This stuff is getting weird, y’all.
The four remaining Pac-12 schools still aboard for next season — California, Stanford, Oregon State and Washington State — have options if they are looking for another conference.
The Atlantic Coast Conference is exploring the possibility of adding the West Coast schools, with an emphasis on California and Stanford in the San Francisco Bay Area, a person with knowledge of the discussions told The Associated Press on Monday. The person spoke on condition of anonymity because the ACC was not making its internal discussion public and the conversations were still in early stages.
The person said the ACC’s presidents are expected to dig into the merits of expansion again Tuesday and that the conference does not plan to draw out making a decision.
The American Athletic Conference also has interest in expanding West and adding all four Pac-12 teams, a person with direct knowledge of that league’s internal discussion told the AP on condition of anonymity.
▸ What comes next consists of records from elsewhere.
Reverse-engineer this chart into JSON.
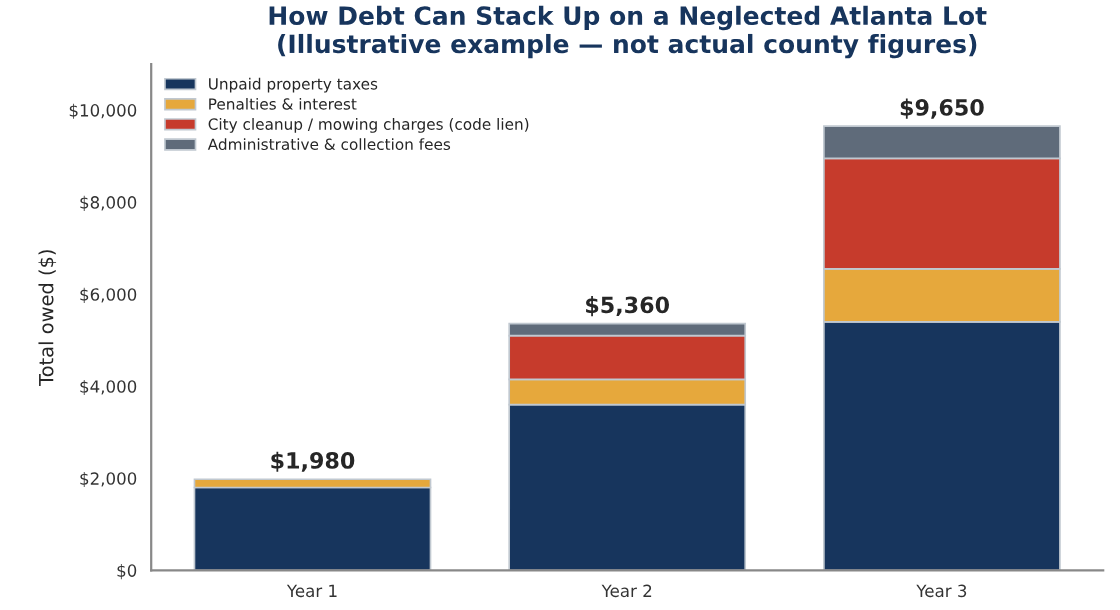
{
  "chart_data": {
    "type": "bar",
    "title": "How Debt Can Stack Up on a Neglected Atlanta Lot\n(Illustrative example — not actual county figures)",
    "ylabel": "Total owed ($)",
    "categories": [
      "Year 1",
      "Year 2",
      "Year 3"
    ],
    "stacked": true,
    "series": [
      {
        "name": "Unpaid property taxes",
        "color": "#17355d",
        "values": [
          1800,
          3600,
          5400
        ]
      },
      {
        "name": "Penalties & interest",
        "color": "#e6a83c",
        "values": [
          180,
          550,
          1150
        ]
      },
      {
        "name": "City cleanup / mowing charges (code lien)",
        "color": "#c63b2c",
        "values": [
          null,
          950,
          2400
        ]
      },
      {
        "name": "Administrative & collection fees",
        "color": "#5f6b7a",
        "values": [
          null,
          260,
          700
        ]
      }
    ],
    "totals": [
      "$1,980",
      "$5,360",
      "$9,650"
    ],
    "ylim": [
      0,
      11000
    ],
    "yticks": [
      {
        "value": 0,
        "label": "$0"
      },
      {
        "value": 2000,
        "label": "$2,000"
      },
      {
        "value": 4000,
        "label": "$4,000"
      },
      {
        "value": 6000,
        "label": "$6,000"
      },
      {
        "value": 8000,
        "label": "$8,000"
      },
      {
        "value": 10000,
        "label": "$10,000"
      }
    ],
    "grid": false,
    "legend": "top left"
  }
}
The AAC has schools as far West as the Dallas area.
[…]
The Mountain West is the most logical spot for the Pac-12 schools to land geographically if they wanted to leave their former conference behind altogether. A person familiar with discussions in that league told the AP that its leaders have been strategizing the possibility of trying to add Pac-12 schools since last week.
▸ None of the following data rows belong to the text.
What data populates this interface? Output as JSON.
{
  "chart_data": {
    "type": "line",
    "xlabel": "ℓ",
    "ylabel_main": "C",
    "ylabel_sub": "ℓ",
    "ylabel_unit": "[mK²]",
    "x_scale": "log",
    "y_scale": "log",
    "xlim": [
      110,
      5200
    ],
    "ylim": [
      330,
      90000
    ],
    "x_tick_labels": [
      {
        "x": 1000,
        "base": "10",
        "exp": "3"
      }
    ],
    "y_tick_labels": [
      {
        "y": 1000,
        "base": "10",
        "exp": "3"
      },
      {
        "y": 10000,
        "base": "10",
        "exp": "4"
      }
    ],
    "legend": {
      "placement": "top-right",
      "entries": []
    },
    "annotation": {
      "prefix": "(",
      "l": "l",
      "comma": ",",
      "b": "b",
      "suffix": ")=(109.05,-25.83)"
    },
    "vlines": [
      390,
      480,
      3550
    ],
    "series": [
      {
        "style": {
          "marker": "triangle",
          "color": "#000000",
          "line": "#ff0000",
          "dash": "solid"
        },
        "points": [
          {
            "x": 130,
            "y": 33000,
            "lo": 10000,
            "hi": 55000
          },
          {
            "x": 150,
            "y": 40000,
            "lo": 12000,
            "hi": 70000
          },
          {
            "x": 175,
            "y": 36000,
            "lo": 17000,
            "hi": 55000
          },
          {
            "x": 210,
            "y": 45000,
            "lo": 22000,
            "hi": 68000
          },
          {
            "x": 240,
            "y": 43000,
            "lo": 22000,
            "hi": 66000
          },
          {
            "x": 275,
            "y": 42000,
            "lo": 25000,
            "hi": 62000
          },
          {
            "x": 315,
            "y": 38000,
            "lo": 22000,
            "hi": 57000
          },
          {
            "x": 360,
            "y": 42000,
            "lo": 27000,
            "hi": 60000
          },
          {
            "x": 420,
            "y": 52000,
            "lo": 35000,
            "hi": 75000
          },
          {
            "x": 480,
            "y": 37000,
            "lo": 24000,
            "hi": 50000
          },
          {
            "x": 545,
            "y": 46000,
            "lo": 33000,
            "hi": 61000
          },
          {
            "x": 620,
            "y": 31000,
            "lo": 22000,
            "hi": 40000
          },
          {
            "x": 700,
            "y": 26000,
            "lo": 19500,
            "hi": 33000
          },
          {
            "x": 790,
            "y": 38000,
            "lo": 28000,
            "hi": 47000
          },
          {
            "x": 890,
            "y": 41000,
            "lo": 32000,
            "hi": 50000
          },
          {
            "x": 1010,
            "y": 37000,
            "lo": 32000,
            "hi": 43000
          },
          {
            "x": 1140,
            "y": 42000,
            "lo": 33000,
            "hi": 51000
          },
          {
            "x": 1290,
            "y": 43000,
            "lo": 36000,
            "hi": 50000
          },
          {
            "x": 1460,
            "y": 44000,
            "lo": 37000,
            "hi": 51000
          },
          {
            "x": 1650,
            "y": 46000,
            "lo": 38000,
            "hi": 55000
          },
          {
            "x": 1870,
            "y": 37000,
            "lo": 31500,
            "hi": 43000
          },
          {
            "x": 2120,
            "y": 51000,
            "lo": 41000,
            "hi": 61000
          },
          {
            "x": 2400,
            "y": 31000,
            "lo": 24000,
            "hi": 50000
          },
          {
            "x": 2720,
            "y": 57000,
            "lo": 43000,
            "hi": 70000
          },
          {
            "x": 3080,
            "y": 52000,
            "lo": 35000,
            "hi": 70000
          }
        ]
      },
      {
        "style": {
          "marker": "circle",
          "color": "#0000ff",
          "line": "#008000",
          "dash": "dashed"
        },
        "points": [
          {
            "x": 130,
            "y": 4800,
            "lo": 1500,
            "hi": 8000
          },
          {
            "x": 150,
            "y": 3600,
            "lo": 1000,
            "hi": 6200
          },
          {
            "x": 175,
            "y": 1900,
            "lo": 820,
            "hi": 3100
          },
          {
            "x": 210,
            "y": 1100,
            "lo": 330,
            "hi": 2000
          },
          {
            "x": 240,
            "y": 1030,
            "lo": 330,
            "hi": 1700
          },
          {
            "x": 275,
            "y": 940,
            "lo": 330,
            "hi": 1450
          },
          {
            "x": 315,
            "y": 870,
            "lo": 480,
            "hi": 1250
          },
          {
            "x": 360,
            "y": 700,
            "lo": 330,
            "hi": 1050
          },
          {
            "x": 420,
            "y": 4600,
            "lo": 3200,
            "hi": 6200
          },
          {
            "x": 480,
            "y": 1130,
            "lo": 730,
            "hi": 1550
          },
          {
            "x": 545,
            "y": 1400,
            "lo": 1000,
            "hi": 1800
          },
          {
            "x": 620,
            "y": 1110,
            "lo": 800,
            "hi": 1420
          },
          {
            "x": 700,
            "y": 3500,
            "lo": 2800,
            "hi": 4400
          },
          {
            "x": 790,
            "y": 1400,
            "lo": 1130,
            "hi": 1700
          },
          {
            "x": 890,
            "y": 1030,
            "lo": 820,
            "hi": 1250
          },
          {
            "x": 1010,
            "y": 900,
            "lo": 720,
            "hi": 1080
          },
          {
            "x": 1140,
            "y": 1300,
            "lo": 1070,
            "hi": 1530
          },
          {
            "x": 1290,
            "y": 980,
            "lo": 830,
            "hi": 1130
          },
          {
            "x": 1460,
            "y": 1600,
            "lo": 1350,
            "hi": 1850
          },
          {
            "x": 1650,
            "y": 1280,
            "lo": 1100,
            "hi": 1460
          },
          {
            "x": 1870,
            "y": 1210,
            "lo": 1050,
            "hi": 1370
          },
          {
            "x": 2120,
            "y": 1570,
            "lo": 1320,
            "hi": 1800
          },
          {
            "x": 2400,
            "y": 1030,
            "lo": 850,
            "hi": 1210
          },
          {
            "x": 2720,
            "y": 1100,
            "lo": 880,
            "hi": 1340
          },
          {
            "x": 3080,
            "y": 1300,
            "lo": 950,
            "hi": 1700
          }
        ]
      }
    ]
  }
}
The MWC and the AAC are so-called Group of Five conferences, where adding Power Five schools would be considered an upgrade in most cases.
[Washington State President Kirk] Schulz said he and athletic director Pat Chun have been in contact with multiple conferences and remain in regular contact with the remaining Pac-12 schools.
“These efforts continued through the weekend — and will continue until we find a suitable home for Washington State athletics,” Schulz wrote.
The ACC, however, is a fellow Power Five conference that seems like a strange option for the Pac-12 orphans. It has 14 members, none farther West than Louisville. But while the cross-country travel would be challenging, Stanford and Cal do fit the profile of a league that has the likes of Duke, Wake Forest and Boston College.
The ACC has been exploring ways to bring in more revenue to keep up with the Big Ten and the Southeastern Conference and Florida State leaders have insisted the ACC must do something because of what they say is an unfavorable media rights contract. Adding the Northern California schools could extend the footprint of the ACC Network and possibly increase its value.
Existing ACC could also add to their coffers by bringing in new schools at less than a full share of media rights revenue, the way the Big Ten added Washington and Oregon.
As for Cal and Stanford, with the Big Ten and Big 12 seemingly done expanding, they don’t appear to have another Power Five option.
There is also the possibility that the four remaining Pac-12 schools stay together, and try to lure others to join. Six schools is the minimum required by the NCAA to operate a conference in the short-term.
See here for the background. Rice is now in the American Athletic Conference, so the idea of being in the same conference as Stanford and Cal intrigues me. The MWC makes a lot more sense, but financially it’s almost certainly better for these schools to either recruit more schools – maybe merge with the MWC – or suck it up and join the ACC as their extremely western division. Stanford and Cal may have more options than OSU and WSU do, with Stanford potentially going independent. Or maybe the ACC just takes those two, while OSU and WSU land up in the MWC or the AAC.
Like I said, this stuff is getting weird. With the 2023 season about to begin and these schools needing to figure out what they’re doing, I expect something to happen quickly. Sports Illustrated and CBS Sports have more. The second segment of this week’s Hang Up And Listen podcast, about 24 minutes in, discusses this all in some depth as well.